Alertado por um amigo para a notícia do sempre bem informado Diário Económico, pelo menos junto de fontes governamentais, de que a remodelação provocada pela decisão "irrevogável" do então ministro dos Negócios Estrangeiros se demitir custou ao País, isto é, a todos nós, a módica quantia de € 2,3 mil milhões de euros em perdas bolsistas, para além do rombo na credibilidade e de nos aproximar de um segundo programa de ajustamento, dei comigo a pensar sobre o custo das oito-quase-nove remodelações, mini-remodelações ou ajustamentos do executivo a que assistimos em pouco mais de meia legislatura.
Naturalmente que, para quem sempre apregoou aos quatro ventos o seu elevado sentido de estado e profundo desconforto pelos desperdícios socialistas, chegando ao ponto de demagogicamente anunciar o mais pequeno governo de sempre, a revelação deste escandaloso número devia causar algum incómodo e merecer justificação. Porém, como é usual, o silêncio que impera é a melhor prova da irresponsabilidade política e da falta de autoridade ética e moral de quem nos governa. Nada com que, aliás, o senhor primeiro-ministro ou a ministra das Finanças se incomodem depois de se já se saber que os mesmos que queriam impor a quem está reformado e tem de se sustentar com € 600,00 mensais sacríficios inqualificáveis, pagaram a uma sociedade de advogados, sem concurso e escondendo esse facto ao Parlamento e à opinião pública durante mais de três meses, a quantia de € 418 000,00 (quatrocentos e dezoito mil euros) para assessoria jurídica aos famigerados swaps.
Desconheço a quantas horas de trabalho isso corresponde nem qual o valor hora que a senhora ministra se predispôs a tão rapidamente pagar, sabendo que há quem em Lisboa cobre por hora mais do que o salário mínimo nacional para esse tipo de assessorias. De qualquer modo, os factos falam por si e dizem muito sobre a cerviz política, ética e cívica de quem tanto criticou (e insultou) os antecessores. Os restantes comentários guardo-os para casa e para as poucas tertúlias em que ainda vou participando.
Em todo o caso, gostaria de chamar a vossa atenção para um artigo publicado em 2012, na Party Politics, 18 (I), 61-80, com o título Givers and takers: Parties, state resources and civil society in Portugal, cujos autores são três investigadores da Universidade de Aveiro (Carlos Jalali, Patrícia Silva e Sandra Silva). Conforme se pode retirar do estudo ali revelado, a explicação para o que está a acontecer poderá residir, por um lado, no facto da participação militante dos portugueses em organizações voluntárias estar muito abaixo da média europeia (2004), apenas ultrapassando por escassa margem a Roménia e a Bulgária, dados confirmados pelos números do Eurobarómetro 2005 (Special Eurobarometer on Social Capital), e, também, na conclusão que a investigação sublinhou de que em matéria de gastos "on average, the right-wing PSD/CDS coalition governments were more generous than their Socialist counterparts, particularly if we take into account the different duration of the governments".

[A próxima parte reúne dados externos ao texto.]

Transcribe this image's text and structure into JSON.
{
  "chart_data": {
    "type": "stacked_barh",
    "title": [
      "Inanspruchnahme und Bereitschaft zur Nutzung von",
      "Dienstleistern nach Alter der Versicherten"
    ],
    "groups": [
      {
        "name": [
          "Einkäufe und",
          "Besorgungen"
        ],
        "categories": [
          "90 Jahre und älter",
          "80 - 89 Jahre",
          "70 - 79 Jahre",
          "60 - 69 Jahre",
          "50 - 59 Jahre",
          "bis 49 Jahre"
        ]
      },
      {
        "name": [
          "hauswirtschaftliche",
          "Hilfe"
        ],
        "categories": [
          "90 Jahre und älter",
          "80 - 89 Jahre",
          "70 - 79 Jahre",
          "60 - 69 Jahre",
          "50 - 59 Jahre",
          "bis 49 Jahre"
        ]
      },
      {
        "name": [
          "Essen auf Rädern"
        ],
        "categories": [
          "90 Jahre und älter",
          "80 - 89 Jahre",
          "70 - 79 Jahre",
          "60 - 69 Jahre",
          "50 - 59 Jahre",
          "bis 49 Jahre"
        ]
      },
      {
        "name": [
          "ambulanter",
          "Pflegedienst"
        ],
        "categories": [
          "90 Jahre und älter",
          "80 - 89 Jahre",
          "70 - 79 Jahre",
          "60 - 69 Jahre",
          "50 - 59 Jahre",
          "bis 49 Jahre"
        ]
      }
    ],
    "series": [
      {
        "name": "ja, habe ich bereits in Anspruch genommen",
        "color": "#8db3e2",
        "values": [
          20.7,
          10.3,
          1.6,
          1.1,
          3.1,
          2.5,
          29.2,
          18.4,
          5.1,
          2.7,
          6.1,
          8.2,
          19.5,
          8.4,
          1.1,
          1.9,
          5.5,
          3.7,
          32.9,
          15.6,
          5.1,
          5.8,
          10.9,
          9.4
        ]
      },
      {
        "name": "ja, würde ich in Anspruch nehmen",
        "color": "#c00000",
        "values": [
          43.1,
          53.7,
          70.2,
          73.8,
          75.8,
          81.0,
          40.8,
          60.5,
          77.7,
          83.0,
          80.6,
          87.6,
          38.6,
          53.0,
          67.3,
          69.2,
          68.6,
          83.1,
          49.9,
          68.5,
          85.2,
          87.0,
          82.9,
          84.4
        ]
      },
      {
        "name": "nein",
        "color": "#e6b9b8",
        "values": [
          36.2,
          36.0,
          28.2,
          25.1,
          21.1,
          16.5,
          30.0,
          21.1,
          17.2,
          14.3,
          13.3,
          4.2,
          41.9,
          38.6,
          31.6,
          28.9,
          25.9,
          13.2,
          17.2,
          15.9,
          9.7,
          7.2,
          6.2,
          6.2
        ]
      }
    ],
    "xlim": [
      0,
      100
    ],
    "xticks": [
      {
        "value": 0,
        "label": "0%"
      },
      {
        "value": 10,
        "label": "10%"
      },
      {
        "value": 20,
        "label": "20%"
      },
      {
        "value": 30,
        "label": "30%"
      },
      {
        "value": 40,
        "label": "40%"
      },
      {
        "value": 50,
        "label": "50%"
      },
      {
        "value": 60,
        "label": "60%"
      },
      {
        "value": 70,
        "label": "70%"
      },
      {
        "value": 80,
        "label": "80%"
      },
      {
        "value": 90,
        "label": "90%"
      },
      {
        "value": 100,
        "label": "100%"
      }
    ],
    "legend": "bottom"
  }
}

Bem sei que são dados desagradáveis para o cinismo e a hipocrisia dominantes de quem se pela por uma boa "privatização" ou assessoria à custa da mama do Estado, e que sem esta tem dificuldade em mostrar os seus méritos na sociedade de mercado desregulado que defende, como se vê pelas inúmeras empresas dirigidas por gente ou dos partidos ou com ligações a estes que foram à falência, mas talvez não nos fizesse mal nenhum pensarmos um pouco naquilo que por ali se ficou a saber.
Tal como já escrevi, continuo convencido de que os portugueses não voltarão a ter uma oportunidade tão boa como a presente para se emanciparem da tutela das oligarquias que dominam os actuais partidos, aproveitando o momento para fazerem a sua reforma, criando uma sociedade civil mais forte, atenta e participativa, capaz de escrutinar e responsabilizar a tempo e a horas quem tanto tem contribuído para a sucessão de desmandos e de comportamentos inaceitáveis em democracia, e tão pouco republicanos, que nas duas últimas décadas foram protagonizados sempre pelos mesmos actores. Presidente da República incluído. Pelas declarações e exemplos com que ciclicamente nos brinda, pela cobertura que deu - e continua a dar - aos responsáveis pelos mais 2,3 mil milhões de euros de prejuízos que o DE referiu, e em razão da sua timidez institucional, ausência de estamina política e desconcertante enviesamento na análise política e constitucional das situações que exigem a sua intervenção.
Sobre isto creio que nunca ninguém se atreverá a fazer as contas. Para vergonha já basta assim.